GRRRRRRRRRRRRR Last night, my lesson mates and I, during a diatribe by the instructor [unintentionally provoked by yours truly], were implicitly lumped in with ‘some people’, who take up horse riding in order to look pretty.
Pretty? Pretty? What exactly makes one look pretty when one is riding? Is it the dusty hands covered in scurf after some time spent with the horses on the ground, giving them some strokes? Is it the streak of half-chewed-God-knows-what that Rebel smeared on my Tshirt while I was bridling him? Is it the red face that results from thirty minutes straight of flat work? Perhaps it’s my plaits flapping up and down as I rise in the trot, or is it the entire rest of my head plastered with sweat— oh, I forgot, ladies don’t sweat, we glow. No? Surely, then, it’s how hottt I look on the bus ride home, stinking of sweat and horse, face covered in dirt, fingernails black from my stylish riding gloves?
Okay, there’s couple of things going on here.
A) Taking it personally. My besetting sin.
B) There is no B. I took it personally, because I had phrased a query that might have been taken to be criticism of the instructor, and the first rule of Pony Club is not as simple as ‘Don’t Talk about Pony Club’, but rather ‘Shut Up Altogether’. Shut up and don’t question, or if a question is posed, then the demeanor must be meek. I was feeling stroppy, and hey, looks like someone else was operating under the influence of point A as well. Fine.
I know better. I’ve seen others fall into the trap of speaking like an adult. But it’s hard, it’s hard to be a forty-three year old [on Sunday] woman getting yelled at. On a good day, it’s correction. On a bad day, it’s an endless stream of criticism that one struggles to absorb while executing the shouted directions while trying to stay balanced while trying to get the horse to do the thing that he’s not doing because one is a beginner. I am still a bloody beginner, one year and two weeks into this thing— and all of it as far from a slow-motion, soft-focus canter through the surf as it gets.
Happily, I now have an answer to the big question, the question most often put to me: Where do you want to go with this? I want to ride well. I want to be able to ride any horse put under me. I want to ride well so that the horse is not unduly troubled by my presence, is, in fact, enhanced by my presence. I want to— oh, God— be good enough, better than good enough, to have my own horse someday, my own horse who knows me and I know her or him and we work together to have the thing, the connection, the joy of the action of riding, together.
It’s all so heightened, these reactions, partly due to my own personality, and partly due to the innate imbalance of power in the lesson environment itself. Val laughed at me, raging on and on during the lift to the bus. Okay, it was kind of funny, because it is so utterly ridiculous. If I wanted to look pretty, I’d be… well, not horse riding. Although I feel fairly well turned out in my jods.
The thing is, I bridled Rebel in one go.
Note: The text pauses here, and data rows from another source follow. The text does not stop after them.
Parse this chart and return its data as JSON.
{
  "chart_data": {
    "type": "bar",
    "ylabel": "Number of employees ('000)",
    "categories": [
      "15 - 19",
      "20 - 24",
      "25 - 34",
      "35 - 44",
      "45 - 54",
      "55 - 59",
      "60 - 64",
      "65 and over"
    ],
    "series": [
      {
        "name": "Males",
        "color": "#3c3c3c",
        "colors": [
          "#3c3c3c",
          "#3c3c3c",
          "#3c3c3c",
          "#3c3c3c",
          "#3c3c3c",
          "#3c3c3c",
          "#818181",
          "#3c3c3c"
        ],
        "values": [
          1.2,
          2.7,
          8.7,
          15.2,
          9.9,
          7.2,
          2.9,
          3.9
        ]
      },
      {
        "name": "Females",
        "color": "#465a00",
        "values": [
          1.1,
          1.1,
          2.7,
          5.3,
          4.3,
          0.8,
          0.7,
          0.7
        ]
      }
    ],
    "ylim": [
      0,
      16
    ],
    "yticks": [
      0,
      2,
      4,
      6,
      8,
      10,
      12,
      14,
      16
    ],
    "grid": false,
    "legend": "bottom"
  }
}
Okay, I removed the bridle after the first successful go because it sounded like he was choking. [It occurs to me now that he was winding me up.] I let the bit strap out one hole, after he’d deposited a lump of chewed-up-God-knows-what in my hand— but I got it right on him again.
And another thing is that he was in the lead again, no problem.
And the best thing of all was the last jump, the highest jump, taken at the canter, perfectly timed over the fence, and he just floated up into the air, a feather, a phrase of song, and I floated with him, sang with him, over the fence, landed perfectly, what a feeling, the most perfect jump I’ve taken yet. That’s what gets lost in taking it too personally, and I refuse to let anything ruin that feeling.
And I came up with the title of this post and made myself laugh. All is well.
As I sit here eating my lunch I am having a right good giggle. I was one of those “pretty” girls of Tuesday evening last. As we three sat on our respective darlings at the end of the class waiting expectantly for some constructive criticism and words of encouragement as would be the norm, and pondering our own achievements and downfalls during that particular class (my own particular annoyance being the fluidity (or lack of it) of my jumping!) instead we suddenly felt like scolded schoolchildren in “elementary” class!! We were subjected to a lengthy lecture that “some people” only ride to look pretty which we took as possibly including our goodselves!!! We departed that evening somewhat disheartened by the whole experience but looking forward to the return of our usual instructor who never comments on our level of “prettiness” or otherwise!! I think it may just work to strengthen our resolve however, eh S?!